John Esposito, the founding director of the Alwaleed Center for Muslim-Christian Understanding at Georgetown University, who helped launch “A Common Word” in the U.S., said the heavy emphasis on Scripture made the document especially convincing.

“Because it comes from the Scriptures, one has to say this is God’s command,” rather than dismissing it as an individual theologian’s idea, he said.

“The future of the world depends on peace between Muslims and Christians. The basis for this peace and understanding already exists. It is part of the very foundational principles of both faiths: love of the One God, and love of the neighbour.”
—From the opening of “A Common Word”

Although Christians did not publish a joint response, the website of “A Common Word” lists 71 responses from Christian leaders and scholars including Benedict. The document also inspired media coverage, major conferences and publications.

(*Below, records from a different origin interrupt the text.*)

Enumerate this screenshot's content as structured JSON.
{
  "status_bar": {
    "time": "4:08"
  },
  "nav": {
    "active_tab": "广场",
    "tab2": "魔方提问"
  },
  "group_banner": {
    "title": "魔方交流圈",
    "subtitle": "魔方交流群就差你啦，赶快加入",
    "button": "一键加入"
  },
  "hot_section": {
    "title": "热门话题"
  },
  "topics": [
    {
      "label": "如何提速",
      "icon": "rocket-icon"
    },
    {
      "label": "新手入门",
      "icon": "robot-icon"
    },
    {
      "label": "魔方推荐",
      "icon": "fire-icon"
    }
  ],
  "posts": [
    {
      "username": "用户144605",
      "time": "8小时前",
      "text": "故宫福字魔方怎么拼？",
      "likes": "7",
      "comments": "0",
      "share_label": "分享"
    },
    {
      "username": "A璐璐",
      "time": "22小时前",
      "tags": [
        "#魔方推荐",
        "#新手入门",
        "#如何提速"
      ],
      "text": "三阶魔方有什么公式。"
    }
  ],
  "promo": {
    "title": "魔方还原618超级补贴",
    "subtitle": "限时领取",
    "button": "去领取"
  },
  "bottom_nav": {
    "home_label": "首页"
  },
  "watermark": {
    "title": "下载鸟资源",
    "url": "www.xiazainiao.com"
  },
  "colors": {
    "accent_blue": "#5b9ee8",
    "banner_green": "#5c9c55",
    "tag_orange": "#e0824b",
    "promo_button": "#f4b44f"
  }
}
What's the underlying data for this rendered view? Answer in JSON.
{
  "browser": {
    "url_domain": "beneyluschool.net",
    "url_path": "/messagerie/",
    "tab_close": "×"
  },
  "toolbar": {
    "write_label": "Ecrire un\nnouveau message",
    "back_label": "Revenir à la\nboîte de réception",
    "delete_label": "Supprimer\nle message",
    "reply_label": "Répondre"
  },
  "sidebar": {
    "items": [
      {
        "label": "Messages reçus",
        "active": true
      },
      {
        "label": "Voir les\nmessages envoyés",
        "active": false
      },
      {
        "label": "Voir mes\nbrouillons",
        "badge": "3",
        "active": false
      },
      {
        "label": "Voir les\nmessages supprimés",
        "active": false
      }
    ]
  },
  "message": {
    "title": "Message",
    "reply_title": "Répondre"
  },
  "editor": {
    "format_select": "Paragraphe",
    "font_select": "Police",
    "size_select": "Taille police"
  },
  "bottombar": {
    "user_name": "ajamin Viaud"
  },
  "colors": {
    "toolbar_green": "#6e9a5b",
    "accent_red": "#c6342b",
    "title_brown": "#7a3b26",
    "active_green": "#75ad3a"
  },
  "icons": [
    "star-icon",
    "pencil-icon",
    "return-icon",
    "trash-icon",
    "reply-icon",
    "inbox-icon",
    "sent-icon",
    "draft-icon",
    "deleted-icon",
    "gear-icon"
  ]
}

While most of the activity has died down, Alexander said the document “spawned a number of important personal and inter-institutional relationships” that are still important today.

For example, Miroslav Volf, a professor at Yale University’s divinity school, remained engaged in Muslim-Christian dialogue long after his university hosted a conference on “A Common Word” in 2008. He even published a book called Allah: A Christian Response that argued Christians and Muslims worship the same God, an idea not taken for granted in his evangelical tradition.

Yet despite some advances, both Christians and Muslims still foster prejudices and misconceptions about each other. Hussain said some Muslims believe Christians are polytheists, or worship the pope.

A 2016 report authored by Jordan Denari Duffner for the Bridge Initiative, an Islamophobia research project at Georgetown University, found that 3 in 10 Catholics had negative views of Muslims, while only 14 percent had positive views.

The report also found that nearly half of Catholics either said they had nothing in common with Muslims, or could not name any commonalities.

“A Common Word” can help fix this situation by providing a reference point that shows what the majority of Muslims believe, said Mallon.